- Posted November 12, 2012 by
This iReport is part of an assignment:
Ryanair Needs a Good Belt
His contention is, if you are traveling in a plane at the high speeds a plane normally travels, if it crashes, seat belts will not save you. That your chances of survival are the same with or without seat belts.
Well, maybe he is correct when it comes to a plane crash; although I would like the government authorities that investigate crashes to confirm this statement.
Now let’s look at a possibility where a seat belt might come in handy.
The first time a plane plunges 1000 feet in a few seconds because of Clear Air Turbulence and the person or people who do not have seat belts on hit the ceiling of the plane, then they will all know why they need seat belts and why they should be on during a flight. While crashes these days are rare, violent movement of a plane in midair is not; hence, the need to be belted in. Not tightly but enough so that one is not thrown around like a sack of potatoes.

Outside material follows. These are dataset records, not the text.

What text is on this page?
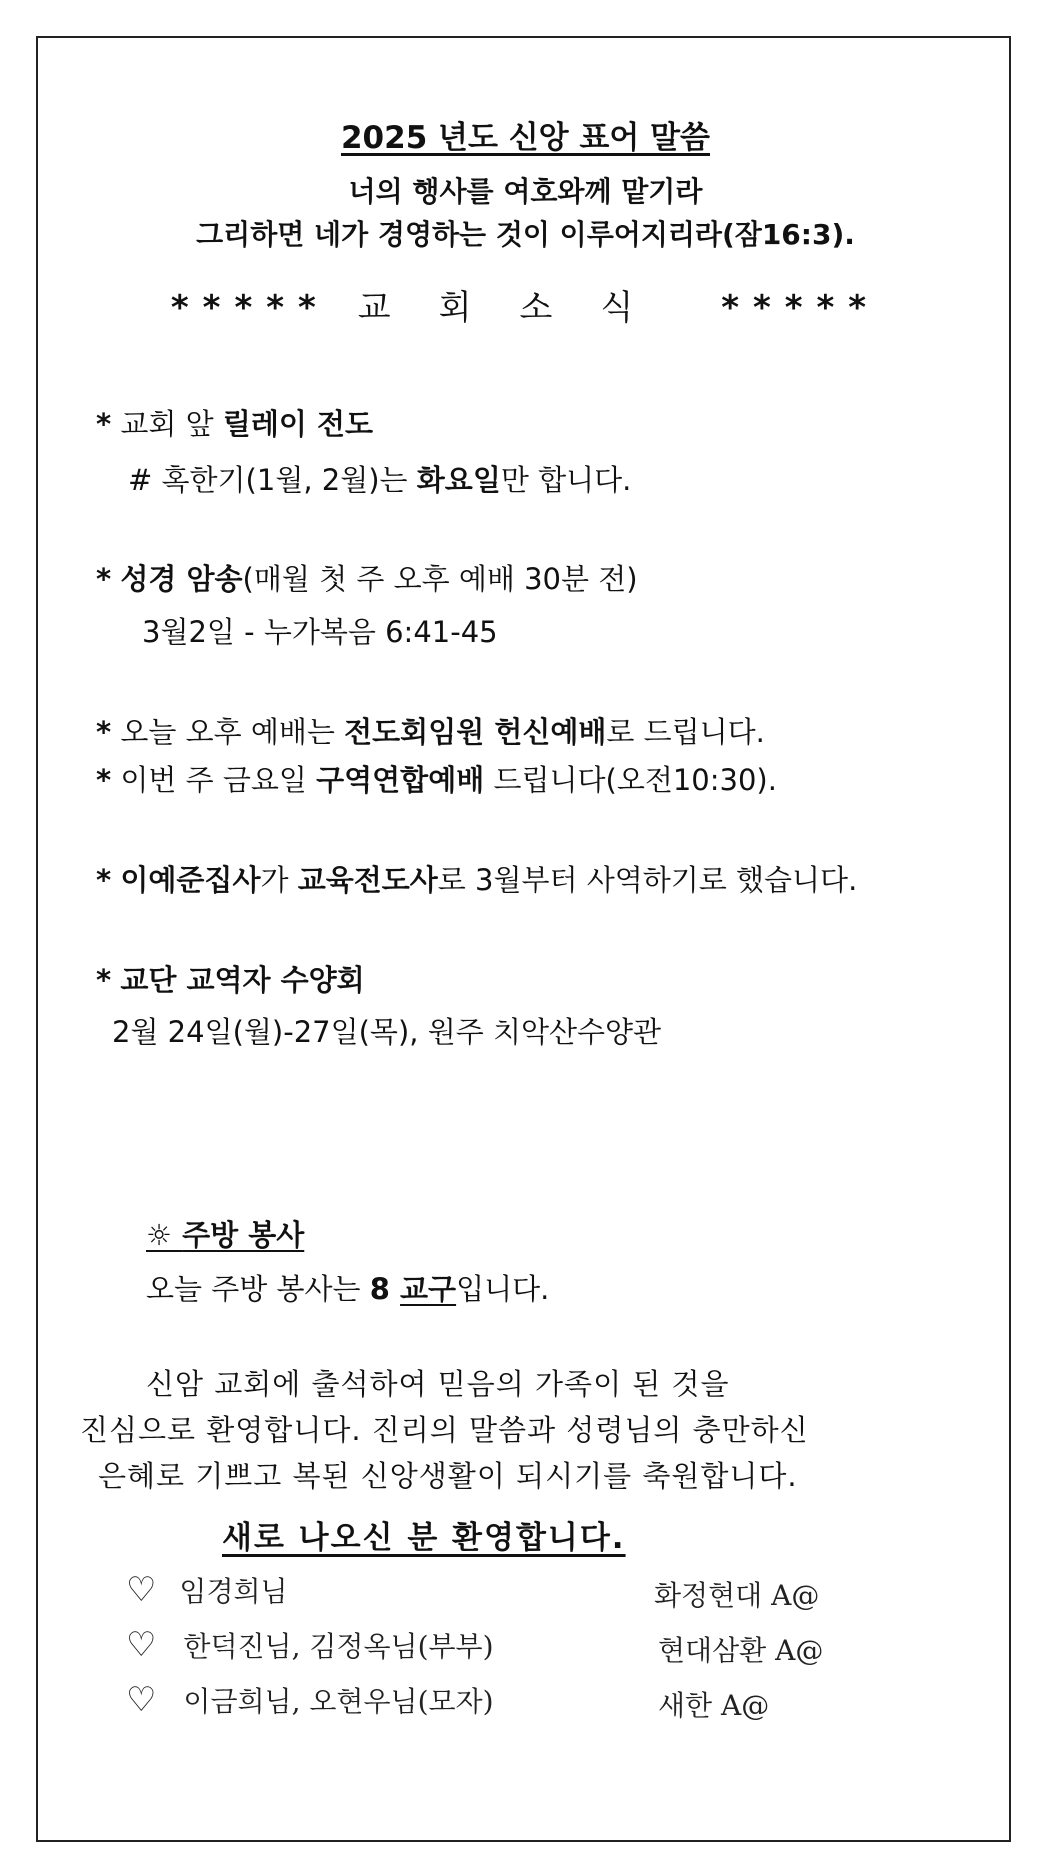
2025 년도 신앙 표어 말씀
너의 행사를 여호와께 맡기라
그리하면 네가 경영하는 것이 이루어지리라(잠16:3).
***** 교회소식 *****
* 교회 앞 릴레이 전도
# 혹한기(1월, 2월)는 화요일만 합니다.
* 성경 암송(매월 첫 주 오후 예배 30분 전)
3월2일 - 누가복음 6:41-45
* 오늘 오후 예배는 전도회임원 헌신예배로 드립니다.
* 이번 주 금요일 구역연합예배 드립니다(오전10:30).
* 이예준집사가 교육전도사로 3월부터 사역하기로 했습니다.
* 교단 교역자 수양회
2월 24일(월)-27일(목), 원주 치악산수양관
☼ 주방 봉사
오늘 주방 봉사는 8 교구입니다.
신암 교회에 출석하여 믿음의 가족이 된 것을
진심으로 환영합니다. 진리의 말씀과 성령님의 충만하신
은혜로 기쁘고 복된 신앙생활이 되시기를 축원합니다.
새로 나오신 분 환영합니다.
♡ 임경희님	화정현대 A@
♡ 한덕진님, 김정옥님(부부)	현대삼환 A@
♡ 이금희님, 오현우님(모자)	새한 A@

When you hear of passengers injured when a plane experiences a quick drop, you can be assured the cause of the injures are passengers who were not wearing belts at the time (especially when the injuries are to the head and neck).
I wonder if the CEO of Ryanair unbuckles and remains unbuckled after his plane takes off, until he is required to put on his belt again during landing. It is assuming this CEO is interested in installing subway style straps so he can have people standing in the aisle to increase revenue. What a humanitarian. I wonder what the Ryanair insurance premiums will be if this goes into effect.
He plans to charge 1 British Pound (currently about 1.58 US Dollars) for a flight for the standing room only place on the plane. Quite a good deal for short flights but the first time there is turbulence, or a very hard landing and you might think this small sum to be ill spent.